ClubEvent Use of Data
Last updated: 29 Jul 2023
About the ClubEvent ‘App’
The App is available on the Web, and on both Apple and Google web stores. A single app covers both User and Administration functions, depending on the account type of the App user. This page discusses what data an App user can expect to be collected, transmitted and stored by the App, and the wider ClubEvent system, wrt to Administrators, Users and Contacts.
ClubEvent’s purpose is to allow clubs (e.g. sports/social) to manage and run events – ranging from training sessions, tournaments to social functions. To do that, it must manage data about the events, event participants, club members, or contacts. Events can be invitation only (from a list of members/contacts), or open to the public.
Events are managed by one or more Club Administrators who all have access to Event creation/management, and the Club Contact list. This data is held centrally on ClubEvent servers and synchronised across Admin users, through the App. It is also available to Admin users through a web site/web app.
Event data can be made public on a web site; open events need to be available for people to book tickets! At this point, event data is available to all, and Organisers can decide whether ticket holder names (only) are made visible for other participants to view.
As such, data held can be split into: Club Setttings, Events & Contacts.
Settings cover all aspects of running ClubEvent, but also contain some data about the club itself: name, location, address, county, country, timezone, sport type, description, banner url, website address.
Setting up an Event requires the Administrator to enter information about the event: Title, Description, Location, Timings, Organiser Details (opt. name, email, phone) and any Additional information (external urls)
Are open to the public, require the Admin to create ticket types and payment information. When people book tickets to an event, their name and email address will be collected and stored as part of the event. The Event organiser may require collection of other data at this point, to enable them to take part in the event – for instance, an organiser of an Archery Tournament must collect details on an athelete’s bowstyle, age class, club/county/national affiliations etc.
Are closed, and require the Admin to invite a number of Contacts, from the application Contact list. These details (name, email address) are stored as part of the event, along with their status (e.g. Accepted/Declined).
ClubEvent allows Administrators to build a contact list, containing details of Club members and contacts. These can be entered directly, imported from a spreadsheet, or imported from the Administrators mobile contact list. Contacts are only ever created by an Admin action, and never ‘collected’ automatically without the users knowledge.
Contact data consists of name, email, mobile number (opt). The administrator may add comments to a record and tag the contact with any number of ‘tags’ denoting groupings within the club.
Collection of data
The ClubEvent App does not collect data from a users device without explicit user action and consent:
- ClubEvent “Contacts” can be imported from the mobile users address book. This is done when a user specifically presses the import button, where upon they are presented with a list of contacts, from which they may choose one to import.

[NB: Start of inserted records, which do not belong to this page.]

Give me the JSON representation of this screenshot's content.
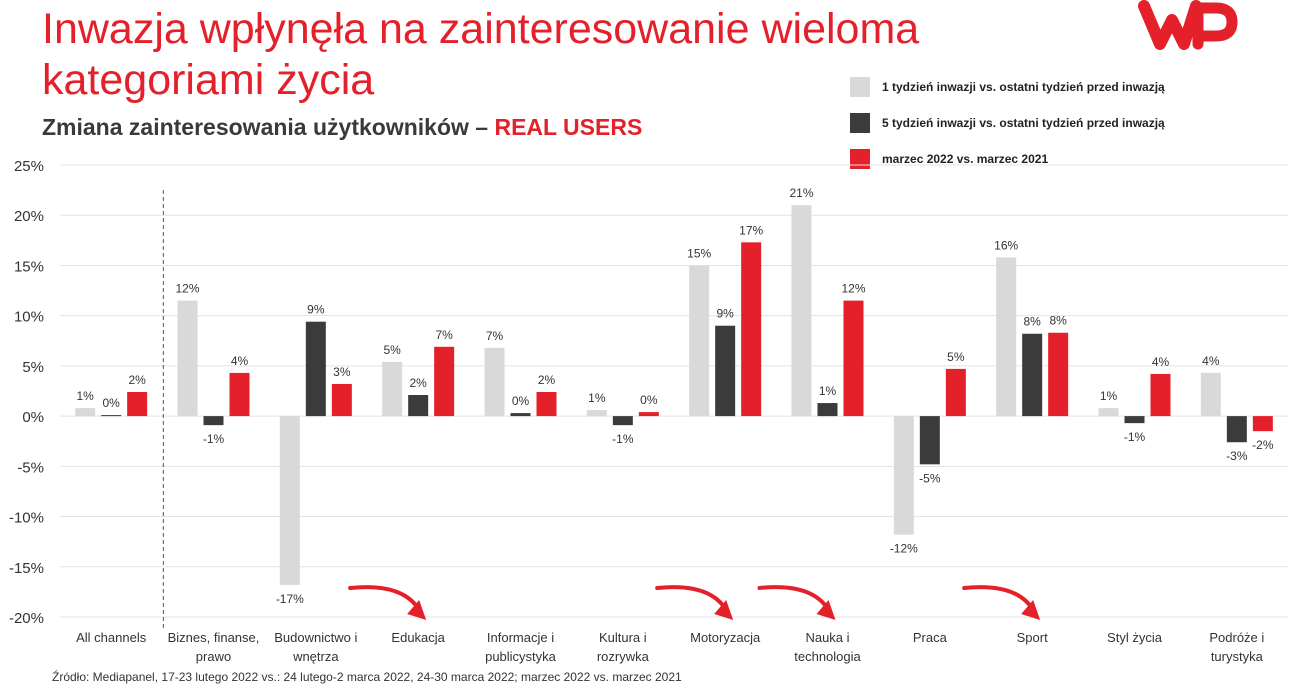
{
  "header": {
    "title": "Inwazja wpłynęła na zainteresowanie wieloma kategoriami życia",
    "subtitle_main": "Zmiana zainteresowania użytkowników –",
    "subtitle_accent": "REAL USERS"
  },
  "logo": {
    "icon": "wp-logo",
    "color": "#e4202b"
  },
  "source": "Źródło: Mediapanel, 17-23 lutego 2022 vs.: 24 lutego-2 marca 2022, 24-30 marca 2022; marzec 2022 vs. marzec 2021",
  "colors": {
    "accent": "#e4202b",
    "series": [
      "#d9d9d9",
      "#3b3b3b",
      "#e4202b"
    ],
    "grid": "#e3e3e3"
  },
  "chart_data": {
    "type": "bar",
    "categories": [
      [
        "All channels"
      ],
      [
        "Biznes, finanse,",
        "prawo"
      ],
      [
        "Budownictwo i",
        "wnętrza"
      ],
      [
        "Edukacja"
      ],
      [
        "Informacje i",
        "publicystyka"
      ],
      [
        "Kultura i",
        "rozrywka"
      ],
      [
        "Motoryzacja"
      ],
      [
        "Nauka i",
        "technologia"
      ],
      [
        "Praca"
      ],
      [
        "Sport"
      ],
      [
        "Styl życia"
      ],
      [
        "Podróże i",
        "turystyka"
      ]
    ],
    "series": [
      {
        "name": "1 tydzień inwazji vs. ostatni tydzień przed inwazją",
        "color": "#d9d9d9",
        "values": [
          0.8,
          11.5,
          -16.8,
          5.4,
          6.8,
          0.6,
          15.0,
          21.0,
          -11.8,
          15.8,
          0.8,
          4.3
        ],
        "labels": [
          "1%",
          "12%",
          "-17%",
          "5%",
          "7%",
          "1%",
          "15%",
          "21%",
          "-12%",
          "16%",
          "1%",
          "4%"
        ]
      },
      {
        "name": "5 tydzień inwazji vs. ostatni tydzień przed inwazją",
        "color": "#3b3b3b",
        "values": [
          0.1,
          -0.9,
          9.4,
          2.1,
          0.3,
          -0.9,
          9.0,
          1.3,
          -4.8,
          8.2,
          -0.7,
          -2.6
        ],
        "labels": [
          "0%",
          "-1%",
          "9%",
          "2%",
          "0%",
          "-1%",
          "9%",
          "1%",
          "-5%",
          "8%",
          "-1%",
          "-3%"
        ]
      },
      {
        "name": "marzec 2022 vs. marzec 2021",
        "color": "#e4202b",
        "values": [
          2.4,
          4.3,
          3.2,
          6.9,
          2.4,
          0.4,
          17.3,
          11.5,
          4.7,
          8.3,
          4.2,
          -1.5
        ],
        "labels": [
          "2%",
          "4%",
          "3%",
          "7%",
          "2%",
          "0%",
          "17%",
          "12%",
          "5%",
          "8%",
          "4%",
          "-2%"
        ]
      }
    ],
    "y_ticks": [
      "25%",
      "20%",
      "15%",
      "10%",
      "5%",
      "0%",
      "-5%",
      "-10%",
      "-15%",
      "-20%"
    ],
    "ylim": [
      -20,
      25
    ],
    "grid": true,
    "legend_position": "top-right",
    "highlighted_categories": [
      "Edukacja",
      "Motoryzacja",
      "Nauka i technologia",
      "Sport"
    ]
  }
}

- Contact and Event details can be imported/export from/to local spreadsheets
Transmission and storage of data
Data is held in a central database, on the ClubEvent servers. All data is encrypted in transit, using SSL/TLS standards. Data is synchronised to the client app, but only that data applicable to the user is synchronised – i.e. a normal user will only receive data about events to which they have access – i.e. open (ticketed) events, or invitation events to which they have been invited. normal users do not have any access to the club’s Contact list. Administrator level users have access to all Events, and the Contact list.
Deletion of Data
Event data will be deleted according to the Club’s settings, the maximum storage time after an event is over is 6 months. At this point, the event data (and all participant data) is removed from the ClubEvent databases.
Contact data is held as long as the Club needs access to it, under control of the Club and Club Administrators (as data controllers). ClubEvent acts as a data processor and could intercede if required to delete a person’s personal data, in the event that a Club refuses to act on its obligations as data controller.
Summary of personal data stored by the App
|Name, Email, Mobile||Stored in the club Contact list||Stored as long as Club Administrator requires the Contact|
|Name, Email, Mobile||Stored as part of an Event||Stored until the Event expires and is automatically deleted.|
|Ticket holder data; additional data held with ticket (e.g. age class, date of birth, address).||Required in order for an event to be organised and run. Data stored is decided on by the event organiser (not ClubEvent)||Stored until the Event expires and is automatically deleted.|
As is true of most client/server systems, ClubEvent automatically collects API usage logs. This information can include:
- internet protocol (IP) addresses,
- operating system,
- date/time stamp, and
- API usage data
These logs are automatically deleted after a short period of time.